Tuesday, October 14, 2008

Chickpea stew with ginger and kale




When I put ginger on the grocery list, my husband bought the biggest piece at the store. Good grief. When I made this stew, I used a piece of ginger the size of an egg. What else to do with all of it?


1 bunch "dinosaur" kale, stemmed and chopped
3 T oil, divided
1/2 tsp red pepper flakes
3-4 cups cooked chickpeas, plus about a cup of their liquid
1 onion, chopped fine
4 or 5 cloves of garlic minced with several tablespoons of ginger
2 tsp cumin
2 tsp coriander

Cook the kale: heat a couple teaspoons of oil and toss in the red pepper flakes.
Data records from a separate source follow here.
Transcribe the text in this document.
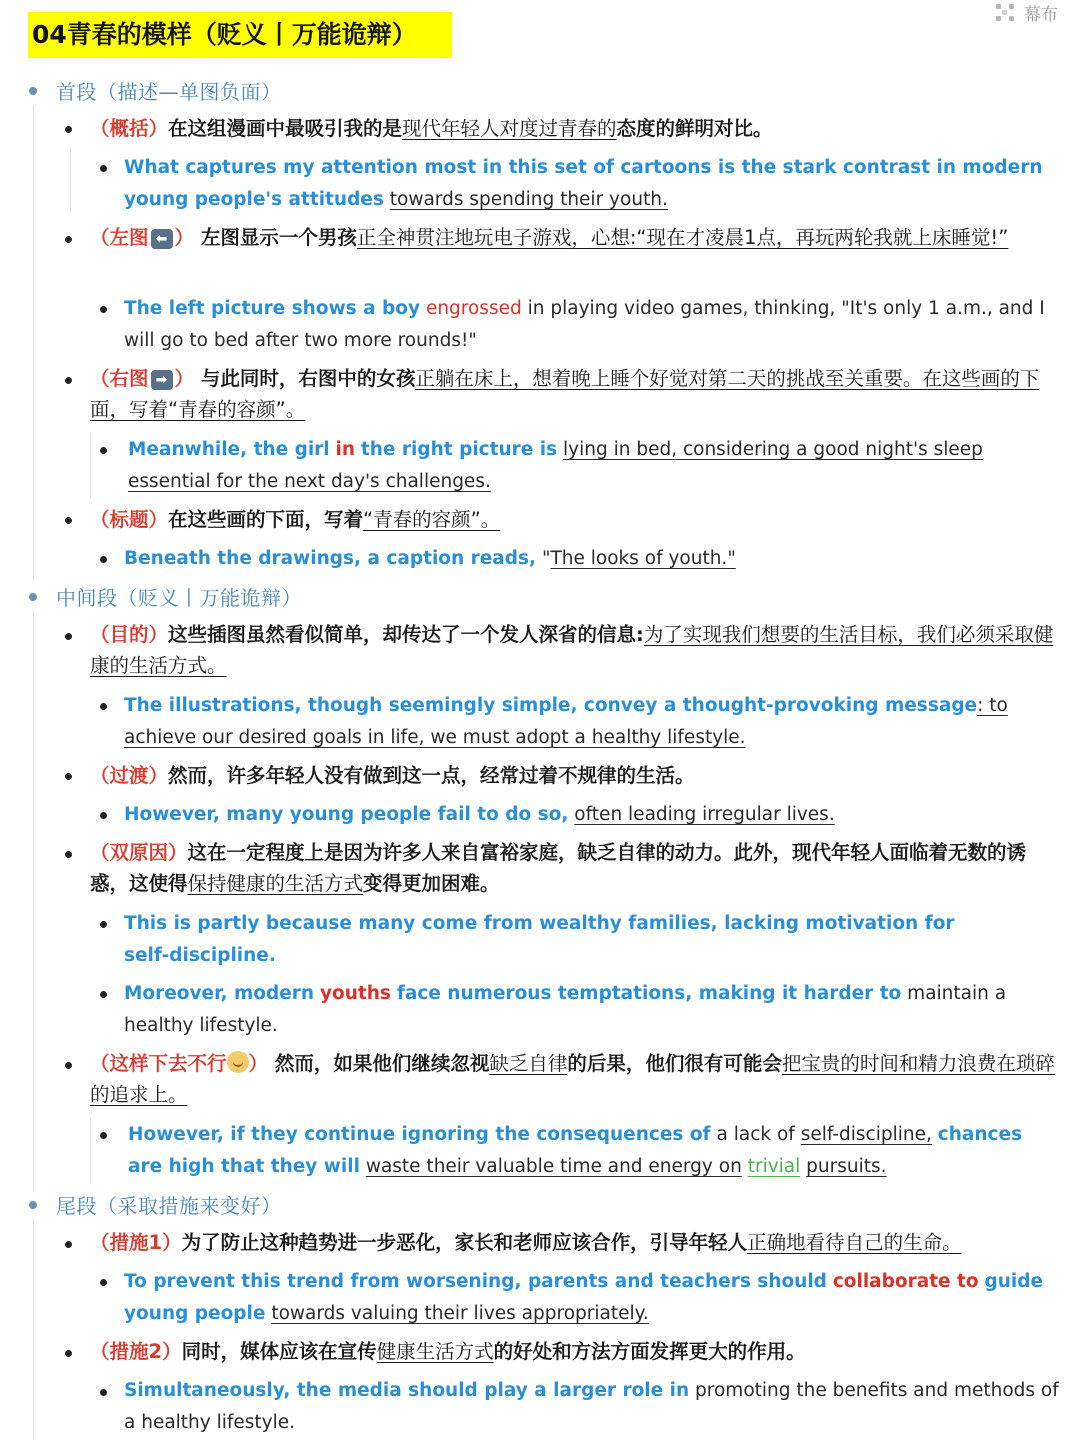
04青春的模样（贬义丨万能诡辩）
幕布
首段（描述—单图负面）
（概括）在这组漫画中最吸引我的是现代年轻人对度过青春的态度的鲜明对比。
What captures my attention most in this set of cartoons is the stark contrast in modern young people's attitudes towards spending their youth.
（左图 ⬅ ） 左图显示一个男孩正全神贯注地玩电子游戏，心想:“现在才凌晨1点，再玩两轮我就上床睡觉!”
The left picture shows a boy engrossed in playing video games, thinking, "It's only 1 a.m., and I will go to bed after two more rounds!"
（右图 ➡ ） 与此同时，右图中的女孩正躺在床上，想着晚上睡个好觉对第二天的挑战至关重要。在这些画的下面，写着“青春的容颜”。
Meanwhile, the girl in the right picture is lying in bed, considering a good night's sleep essential for the next day's challenges.
（标题）在这些画的下面，写着“青春的容颜”。
Beneath the drawings, a caption reads, "The looks of youth."
中间段（贬义丨万能诡辩）
（目的）这些插图虽然看似简单，却传达了一个发人深省的信息:为了实现我们想要的生活目标，我们必须采取健康的生活方式。
The illustrations, though seemingly simple, convey a thought-provoking message: to achieve our desired goals in life, we must adopt a healthy lifestyle.
（过渡）然而，许多年轻人没有做到这一点，经常过着不规律的生活。
However, many young people fail to do so, often leading irregular lives.
（双原因）这在一定程度上是因为许多人来自富裕家庭，缺乏自律的动力。此外，现代年轻人面临着无数的诱惑，这使得保持健康的生活方式变得更加困难。
This is partly because many come from wealthy families, lacking motivation for self-discipline.
Moreover, modern youths face numerous temptations, making it harder to maintain a healthy lifestyle.
（这样下去不行 ） 然而，如果他们继续忽视缺乏自律的后果，他们很有可能会把宝贵的时间和精力浪费在琐碎的追求上。
However, if they continue ignoring the consequences of a lack of self-discipline, chances are high that they will waste their valuable time and energy on trivial pursuits.
尾段（采取措施来变好）
（措施1）为了防止这种趋势进一步恶化，家长和老师应该合作，引导年轻人正确地看待自己的生命。
To prevent this trend from worsening, parents and teachers should collaborate to guide young people towards valuing their lives appropriately.
（措施2）同时，媒体应该在宣传健康生活方式的好处和方法方面发挥更大的作用。
Simultaneously, the media should play a larger role in promoting the benefits and methods of a healthy lifestyle.
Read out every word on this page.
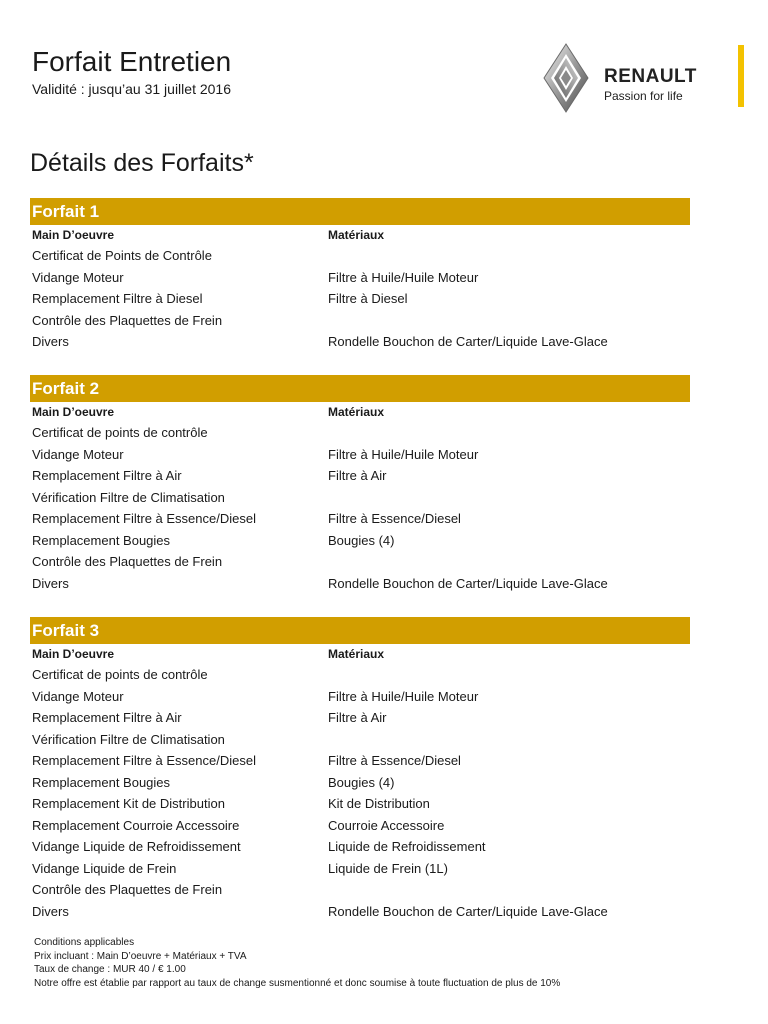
Forfait Entretien
Validité : jusqu’au 31 juillet 2016
RENAULT
Passion for life
Détails des Forfaits*
Forfait 1
Main D’oeuvre	Matériaux
Certificat de Points de Contrôle
Vidange Moteur	Filtre à Huile/Huile Moteur
Remplacement Filtre à Diesel	Filtre à Diesel
Contrôle des Plaquettes de Frein
Divers	Rondelle Bouchon de Carter/Liquide Lave-Glace
Forfait 2
Main D’oeuvre	Matériaux
Certificat de points de contrôle
Vidange Moteur	Filtre à Huile/Huile Moteur
Remplacement Filtre à Air	Filtre à Air
Vérification Filtre de Climatisation
Remplacement Filtre à Essence/Diesel	Filtre à Essence/Diesel
Remplacement Bougies	Bougies (4)
Contrôle des Plaquettes de Frein
Divers	Rondelle Bouchon de Carter/Liquide Lave-Glace
Forfait 3
Main D’oeuvre	Matériaux
Certificat de points de contrôle
Vidange Moteur	Filtre à Huile/Huile Moteur
Remplacement Filtre à Air	Filtre à Air
Vérification Filtre de Climatisation
Remplacement Filtre à Essence/Diesel	Filtre à Essence/Diesel
Remplacement Bougies	Bougies (4)
Remplacement Kit de Distribution	Kit de Distribution
Remplacement Courroie Accessoire	Courroie Accessoire
Vidange Liquide de Refroidissement	Liquide de Refroidissement
Vidange Liquide de Frein	Liquide de Frein (1L)
Contrôle des Plaquettes de Frein
Divers	Rondelle Bouchon de Carter/Liquide Lave-Glace
Conditions applicables
Prix incluant : Main D’oeuvre + Matériaux + TVA
Taux de change : MUR 40 / € 1.00
Notre offre est établie par rapport au taux de change susmentionné et donc soumise à toute fluctuation de plus de 10%
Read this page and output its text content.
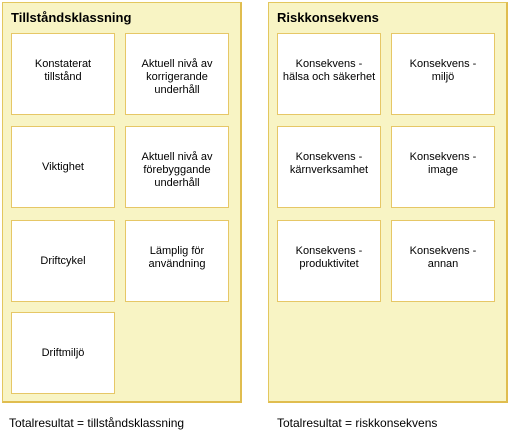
Tillståndsklassning
Konstaterat
tillstånd
Aktuell nivå av
korrigerande
underhåll
Viktighet
Aktuell nivå av
förebyggande
underhåll
Driftcykel
Lämplig för
användning
Driftmiljö
Riskkonsekvens
Konsekvens -
hälsa och säkerhet
Konsekvens -
miljö
Konsekvens -
kärnverksamhet
Konsekvens -
image
Konsekvens -
produktivitet
Konsekvens -
annan
Totalresultat = tillståndsklassning	Totalresultat = riskkonsekvens
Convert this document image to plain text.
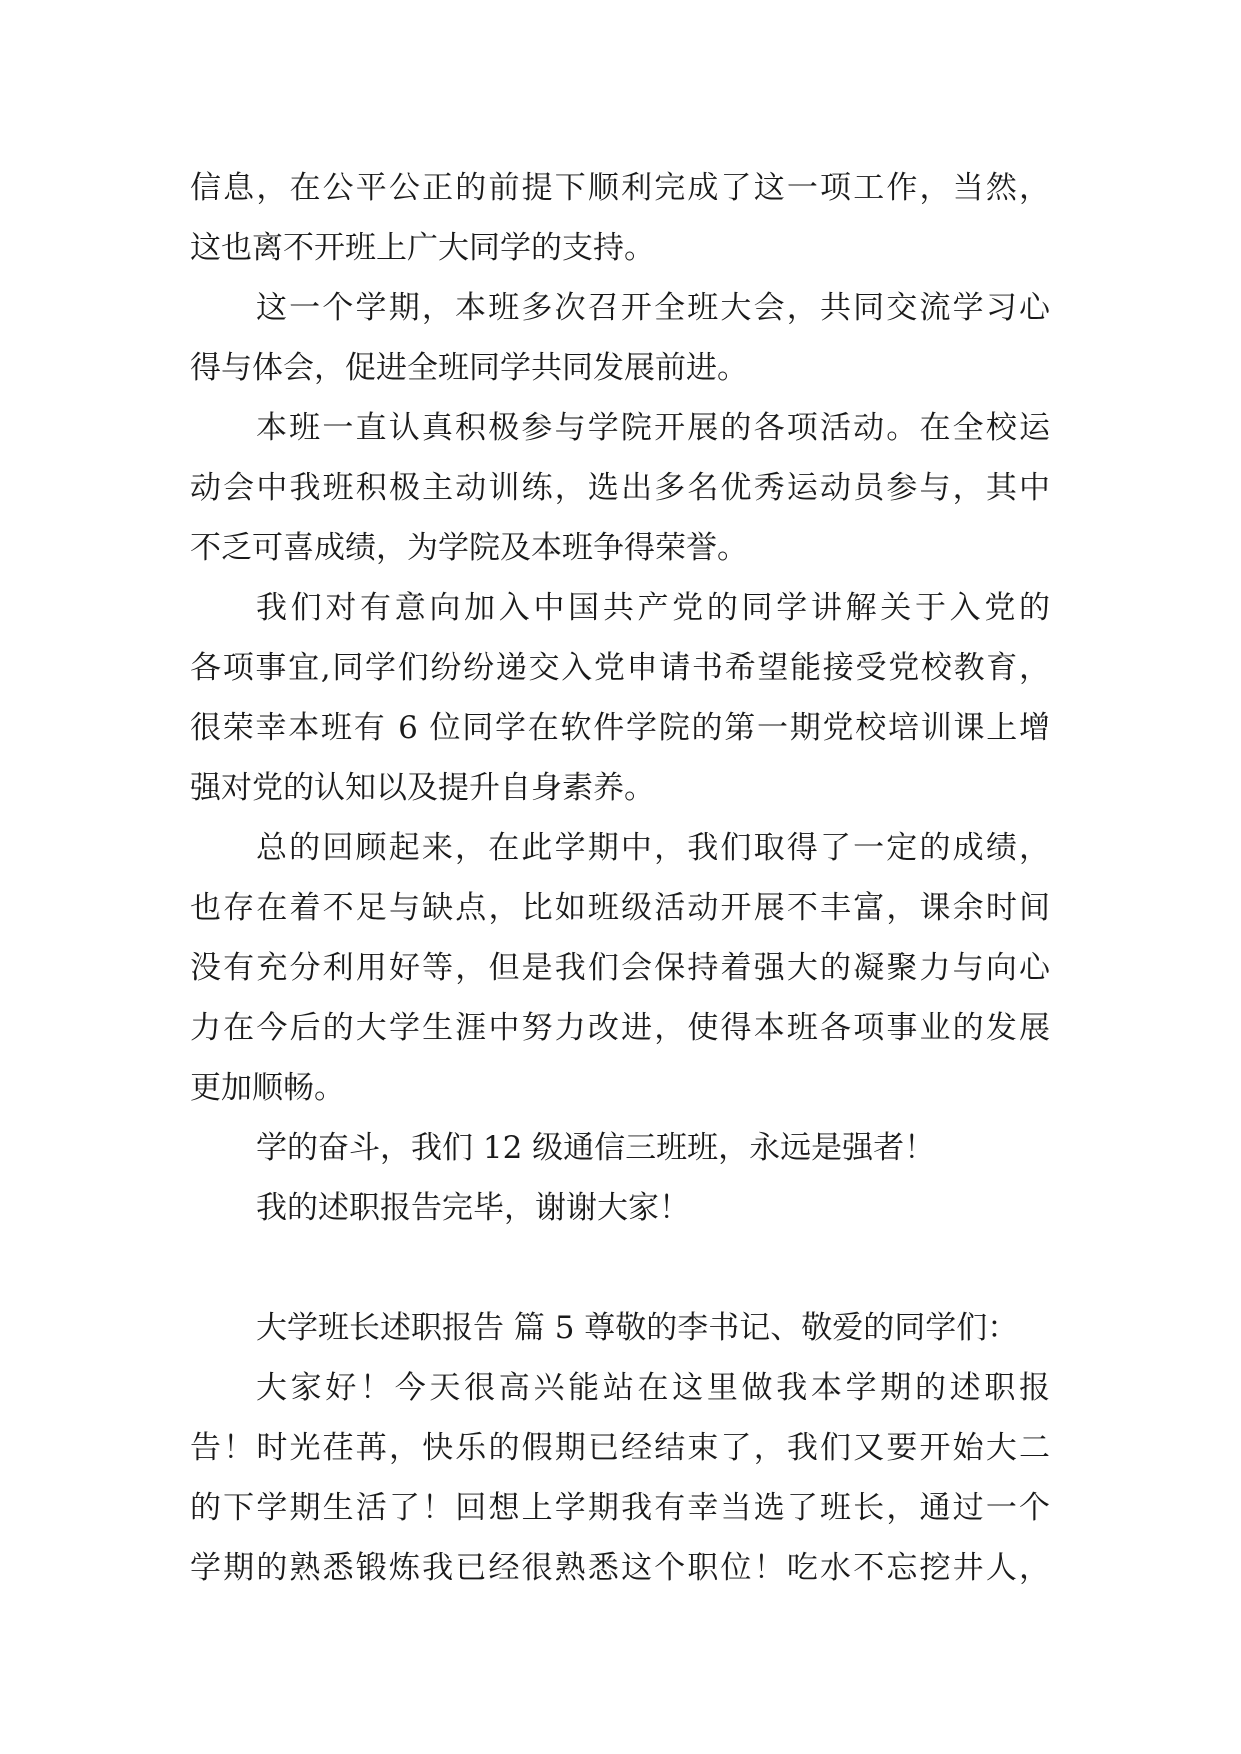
信息，在公平公正的前提下顺利完成了这一项工作，当然，
这也离不开班上广大同学的支持。
这一个学期，本班多次召开全班大会，共同交流学习心
得与体会，促进全班同学共同发展前进。
本班一直认真积极参与学院开展的各项活动。在全校运
动会中我班积极主动训练，选出多名优秀运动员参与，其中
不乏可喜成绩，为学院及本班争得荣誉。
我们对有意向加入中国共产党的同学讲解关于入党的
各项事宜,同学们纷纷递交入党申请书希望能接受党校教育，
很荣幸本班有 6 位同学在软件学院的第一期党校培训课上增
强对党的认知以及提升自身素养。
总的回顾起来，在此学期中，我们取得了一定的成绩，
也存在着不足与缺点，比如班级活动开展不丰富，课余时间
没有充分利用好等，但是我们会保持着强大的凝聚力与向心
力在今后的大学生涯中努力改进，使得本班各项事业的发展
更加顺畅。
学的奋斗，我们 12 级通信三班班，永远是强者！
我的述职报告完毕，谢谢大家！
大学班长述职报告 篇 5 尊敬的李书记、敬爱的同学们：
大家好！今天很高兴能站在这里做我本学期的述职报
告！时光荏苒，快乐的假期已经结束了，我们又要开始大二
的下学期生活了！回想上学期我有幸当选了班长，通过一个
学期的熟悉锻炼我已经很熟悉这个职位！吃水不忘挖井人，
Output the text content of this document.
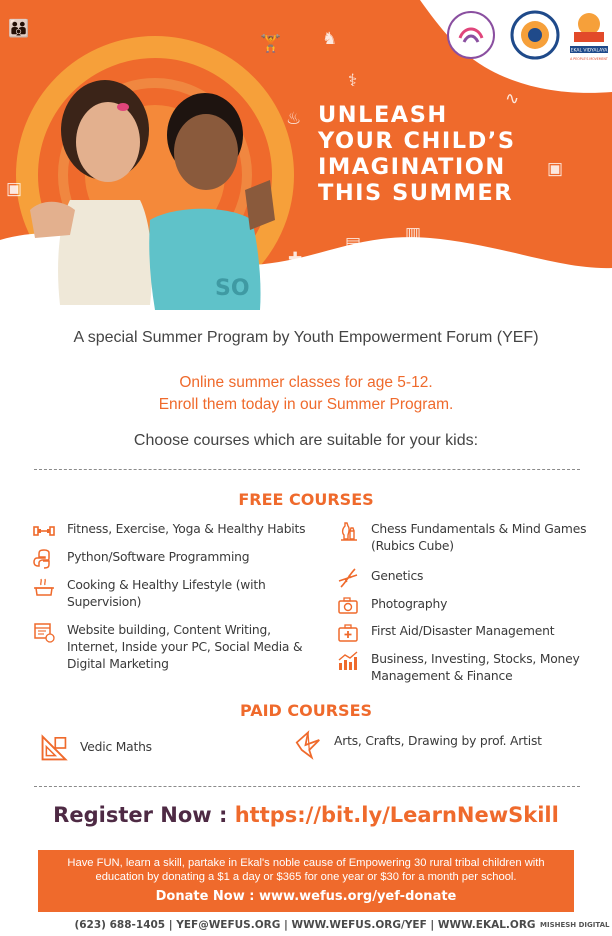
SO
👪
🏋 ♞
⚕
♨
∿
▣
▣
▤
▥
✚
UNLEASH
YOUR CHILD’S
IMAGINATION
THIS SUMMER
EKAL VIDYALAYA
A PEOPLE'S MOVEMENT
A special Summer Program by Youth Empowerment Forum (YEF)
Online summer classes for age 5-12.
Enroll them today in our Summer Program.
Choose courses which are suitable for your kids:
FREE COURSES
Fitness, Exercise, Yoga & Healthy Habits
Python/Software Programming
Cooking & Healthy Lifestyle (with Supervision)
Website building, Content Writing, Internet, Inside your PC, Social Media & Digital Marketing
Chess Fundamentals & Mind Games (Rubics Cube)
Genetics
Photography
First Aid/Disaster Management
Business, Investing, Stocks, Money Management & Finance
PAID COURSES
Vedic Maths	Arts, Crafts, Drawing by prof. Artist
Register Now : https://bit.ly/LearnNewSkill
Have FUN, learn a skill, partake in Ekal's noble cause of Empowering 30 rural tribal children with education by donating a $1 a day or $365 for one year or $30 for a month per school.
Donate Now : www.wefus.org/yef-donate
(623) 688-1405 | YEF@WEFUS.ORG | WWW.WEFUS.ORG/YEF | WWW.EKAL.ORG MISHESH DIGITAL
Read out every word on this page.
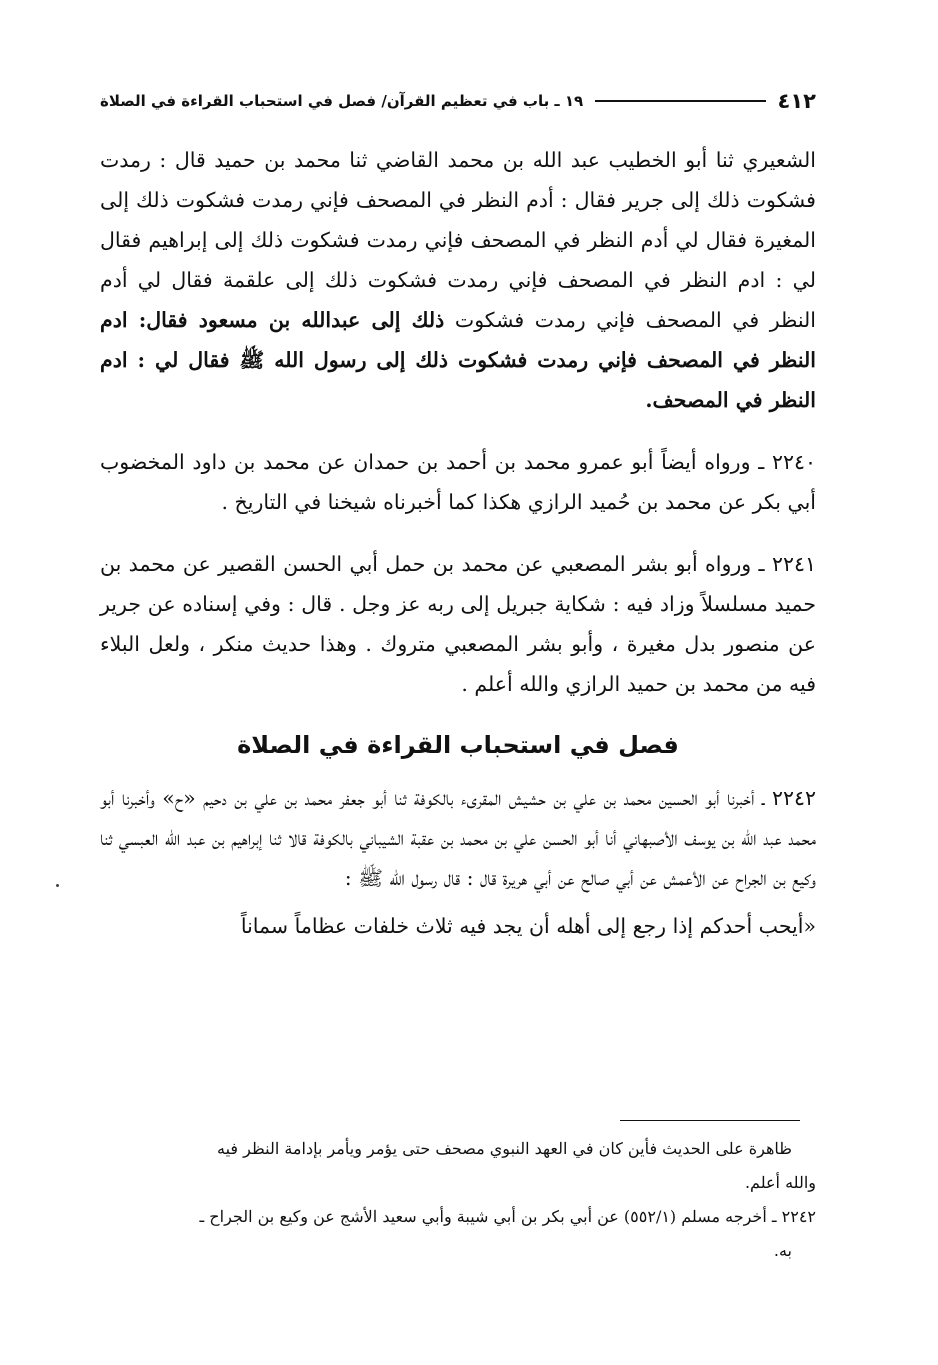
٤١٢
١٩ ـ باب في تعظيم القرآن/ فصل في استحباب القراءة في الصلاة

الشعيري ثنا أبو الخطيب عبد الله بن محمد القاضي ثنا محمد بن حميد قال : رمدت فشكوت ذلك إلى جرير فقال : أدم النظر في المصحف فإني رمدت فشكوت ذلك إلى المغيرة فقال لي أدم النظر في المصحف فإني رمدت فشكوت ذلك إلى إبراهيم فقال لي : ادم النظر في المصحف فإني رمدت فشكوت ذلك إلى علقمة فقال لي أدم النظر في المصحف فإني رمدت فشكوت ذلك إلى عبدالله بن مسعود فقال: ادم النظر في المصحف فإني رمدت فشكوت ذلك إلى رسول الله ﷺ فقال لي : ادم النظر في المصحف.

٢٢٤٠ ـ ورواه أيضاً أبو عمرو محمد بن أحمد بن حمدان عن محمد بن داود المخضوب أبي بكر عن محمد بن حُميد الرازي هكذا كما أخبرناه شيخنا في التاريخ .

٢٢٤١ ـ ورواه أبو بشر المصعبي عن محمد بن حمل أبي الحسن القصير عن محمد بن حميد مسلسلاً وزاد فيه : شكاية جبريل إلى ربه عز وجل . قال : وفي إسناده عن جرير عن منصور بدل مغيرة ، وأبو بشر المصعبي متروك . وهذا حديث منكر ، ولعل البلاء فيه من محمد بن حميد الرازي والله أعلم .

فصل في استحباب القراءة في الصلاة

٢٢٤٢ ـ أخبرنا أبو الحسين محمد بن علي بن حشيش المقرىء بالكوفة ثنا أبو جعفر محمد بن علي بن دحيم «ح» وأخبرنا أبو محمد عبد الله بن يوسف الأصبهاني أنا أبو الحسن علي بن محمد بن عقبة الشيباني بالكوفة قالا ثنا إبراهيم بن عبد الله العبسي ثنا وكيع بن الجراح عن الأعمش عن أبي صالح عن أبي هريرة قال : قال رسول الله ﷺ :

«أيحب أحدكم إذا رجع إلى أهله أن يجد فيه ثلاث خلفات عظاماً سماناً

ظاهرة على الحديث فأين كان في العهد النبوي مصحف حتى يؤمر ويأمر بإدامة النظر فيه
والله أعلم.
٢٢٤٢ ـ أخرجه مسلم (٥٥٢/١) عن أبي بكر بن أبي شيبة وأبي سعيد الأشج عن وكيع بن الجراح ـ
به.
Add the kale and a few pinches of salt and stir to coat. Add a generous cup of water, bring to a simmer, cover, and cook for about 12 to 15 minutes. Let it get nice and soft.

Meanwhile, heat the remaining oil and saute the onion with some more salt till lightly browned. Add ginger, garlic, cumin and coriander, and cook another minute or two, stirring constantly. Add chickpeas and their broth, as well as the cooked greens and their broth. Simmer to combine the flavors for at least 15 minutes.

I served this over brown rice, and it was good, if a little austere. I think it could have used some other vegetables, maybe some carrots and diced tomatoes.

2 comments:

chichimama.com said...

Freeze the ginger! Just as is, or break it into smaller pieces and then freeze it. When you are ready to use it, just thaw it a bit (not all the way) and then grate it into whatever you are making.

And yumm, that looks good!

Tall Kate said...

chichimama, thanks for the suggestion! Honestly that had not even occurred to me as a possibility. I will try it for sure.